New East River Waterfront Park Goes to the Dogs

By Julie Shapiro on July 14, 2011 4:35pm 

The first section of the East River Waterfront opened in June, but politicians held the official opening ceremony July 14, 2011.
The first section of the East River Waterfront opened in June, but politicians held the official opening ceremony July 14, 2011.
View Full Caption
DNAinfo/Julie Shapiro

LOWER MANHATTAN — Mayor Michael Bloomberg got a dog's-eye view of the newly opened East River Waterfront Thursday afternoon.

Before officially announcing the completion of the $165 million park's first two-block section, Bloomberg stopped by its centerpiece: a gated dog run, which features a sand pit, a water fountain and giant sculptures of a squirrel and a dog bone.

"While I am not a dog, my personal observation was that the dogs in there seem to be enjoying it," Bloomberg said after talking to several dog owners and their frolicking pets.

"I did not get bit once, just for the record," Bloomberg added, "though [Assembly Speaker Sheldon Silver] was kind enough to remind me that on Staten Island [in 2009] another animal, a groundhog, ruined his teeth on my finger."

Bloomberg, Silver and other officials praised the new waterfront park, which opened in June between Wall Street and Maiden Lane, as a major step in revitalizing lower Manhattan and turning the East River into a place people want to visit.

"We have to return the river to the people of this city, to whom it belongs," Silver said.

"For too long, my neighbors on the East Side of lower Manhattan have not been able to enjoy the kind of access to open space, access to the waterfront, as my [neighbors] on the West Side." 

The park includes bar-stool seating right along the East River, thickets of flowering plants and a series of steps leading down to the water, where people can get their toes wet during high tide.
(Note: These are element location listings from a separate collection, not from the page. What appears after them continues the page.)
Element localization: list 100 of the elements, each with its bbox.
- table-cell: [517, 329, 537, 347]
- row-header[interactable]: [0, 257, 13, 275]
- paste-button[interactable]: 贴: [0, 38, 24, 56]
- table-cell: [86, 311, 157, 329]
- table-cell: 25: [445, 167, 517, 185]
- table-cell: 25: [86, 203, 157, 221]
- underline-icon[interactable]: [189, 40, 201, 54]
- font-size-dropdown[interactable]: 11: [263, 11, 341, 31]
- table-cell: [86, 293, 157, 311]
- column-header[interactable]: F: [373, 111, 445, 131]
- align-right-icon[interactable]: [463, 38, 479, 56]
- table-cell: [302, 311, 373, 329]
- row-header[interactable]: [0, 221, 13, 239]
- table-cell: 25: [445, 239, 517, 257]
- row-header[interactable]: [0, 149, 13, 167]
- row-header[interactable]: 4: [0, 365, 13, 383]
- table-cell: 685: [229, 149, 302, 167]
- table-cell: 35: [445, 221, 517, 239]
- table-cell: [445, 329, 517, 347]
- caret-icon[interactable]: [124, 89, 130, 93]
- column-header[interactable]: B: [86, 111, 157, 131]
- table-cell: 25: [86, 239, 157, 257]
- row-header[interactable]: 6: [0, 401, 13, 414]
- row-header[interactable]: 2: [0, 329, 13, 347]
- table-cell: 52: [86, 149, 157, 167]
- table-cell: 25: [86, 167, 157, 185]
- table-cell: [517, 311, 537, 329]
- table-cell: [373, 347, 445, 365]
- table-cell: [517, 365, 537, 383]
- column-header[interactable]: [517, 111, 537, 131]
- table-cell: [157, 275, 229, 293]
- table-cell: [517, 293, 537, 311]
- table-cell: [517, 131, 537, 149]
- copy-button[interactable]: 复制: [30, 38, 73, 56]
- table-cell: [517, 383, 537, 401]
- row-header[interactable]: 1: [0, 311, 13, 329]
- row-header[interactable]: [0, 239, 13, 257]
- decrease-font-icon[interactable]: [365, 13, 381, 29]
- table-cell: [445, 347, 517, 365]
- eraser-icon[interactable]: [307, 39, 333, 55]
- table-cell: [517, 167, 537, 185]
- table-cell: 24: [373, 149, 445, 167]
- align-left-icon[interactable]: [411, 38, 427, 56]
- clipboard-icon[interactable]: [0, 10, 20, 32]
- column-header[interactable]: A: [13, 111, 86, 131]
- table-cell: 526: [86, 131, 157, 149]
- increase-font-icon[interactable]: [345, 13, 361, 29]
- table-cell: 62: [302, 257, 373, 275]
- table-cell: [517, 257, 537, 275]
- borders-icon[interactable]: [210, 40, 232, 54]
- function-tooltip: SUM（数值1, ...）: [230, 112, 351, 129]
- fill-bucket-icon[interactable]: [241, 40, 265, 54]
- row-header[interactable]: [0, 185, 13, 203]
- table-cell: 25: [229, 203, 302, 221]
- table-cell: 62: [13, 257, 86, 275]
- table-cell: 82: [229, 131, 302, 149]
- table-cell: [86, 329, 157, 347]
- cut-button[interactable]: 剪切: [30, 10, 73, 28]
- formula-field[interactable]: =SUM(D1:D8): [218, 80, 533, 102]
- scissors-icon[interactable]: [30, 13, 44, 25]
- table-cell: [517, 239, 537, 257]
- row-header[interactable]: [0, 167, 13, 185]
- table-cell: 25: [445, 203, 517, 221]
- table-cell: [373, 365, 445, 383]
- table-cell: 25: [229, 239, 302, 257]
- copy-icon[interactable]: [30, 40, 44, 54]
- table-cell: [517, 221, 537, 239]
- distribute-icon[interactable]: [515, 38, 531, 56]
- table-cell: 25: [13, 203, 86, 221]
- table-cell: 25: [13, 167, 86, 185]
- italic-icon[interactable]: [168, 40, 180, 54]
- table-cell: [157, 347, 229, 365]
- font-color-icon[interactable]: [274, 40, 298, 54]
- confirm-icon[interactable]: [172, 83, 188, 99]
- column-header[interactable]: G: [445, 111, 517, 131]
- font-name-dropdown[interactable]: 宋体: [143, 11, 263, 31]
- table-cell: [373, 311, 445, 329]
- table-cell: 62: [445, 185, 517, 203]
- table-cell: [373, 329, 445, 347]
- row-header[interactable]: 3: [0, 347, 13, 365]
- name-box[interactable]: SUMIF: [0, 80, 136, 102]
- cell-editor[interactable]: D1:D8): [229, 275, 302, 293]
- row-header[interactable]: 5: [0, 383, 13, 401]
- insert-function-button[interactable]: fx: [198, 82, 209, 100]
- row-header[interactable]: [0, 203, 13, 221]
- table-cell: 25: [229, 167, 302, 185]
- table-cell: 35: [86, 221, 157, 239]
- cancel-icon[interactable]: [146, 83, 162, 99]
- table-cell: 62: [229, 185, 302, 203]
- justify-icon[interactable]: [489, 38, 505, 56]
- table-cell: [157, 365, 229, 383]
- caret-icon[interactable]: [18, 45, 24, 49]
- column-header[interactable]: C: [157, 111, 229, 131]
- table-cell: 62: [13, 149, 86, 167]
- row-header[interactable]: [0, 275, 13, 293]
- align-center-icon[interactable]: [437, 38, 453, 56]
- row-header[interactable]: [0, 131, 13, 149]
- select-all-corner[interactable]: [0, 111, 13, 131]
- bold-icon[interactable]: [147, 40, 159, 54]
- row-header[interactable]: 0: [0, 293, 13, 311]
Funded by the Lower Manhattan Development Corp., the new esplanade will eventually stretch from the Battery Maritime Building up to Pier 35, just north of the Manhattan Bridge.

City Planning Commissioner Amanda Burden called the park "unapologetically urban," because it incorporates its industrial surroundings, including the elevated FDR Drive, which is now coated in a strip of purple paint.

"It's like the High Line," Burden said. "We're using the infrastructure that's here and transforming it into something people can use and love."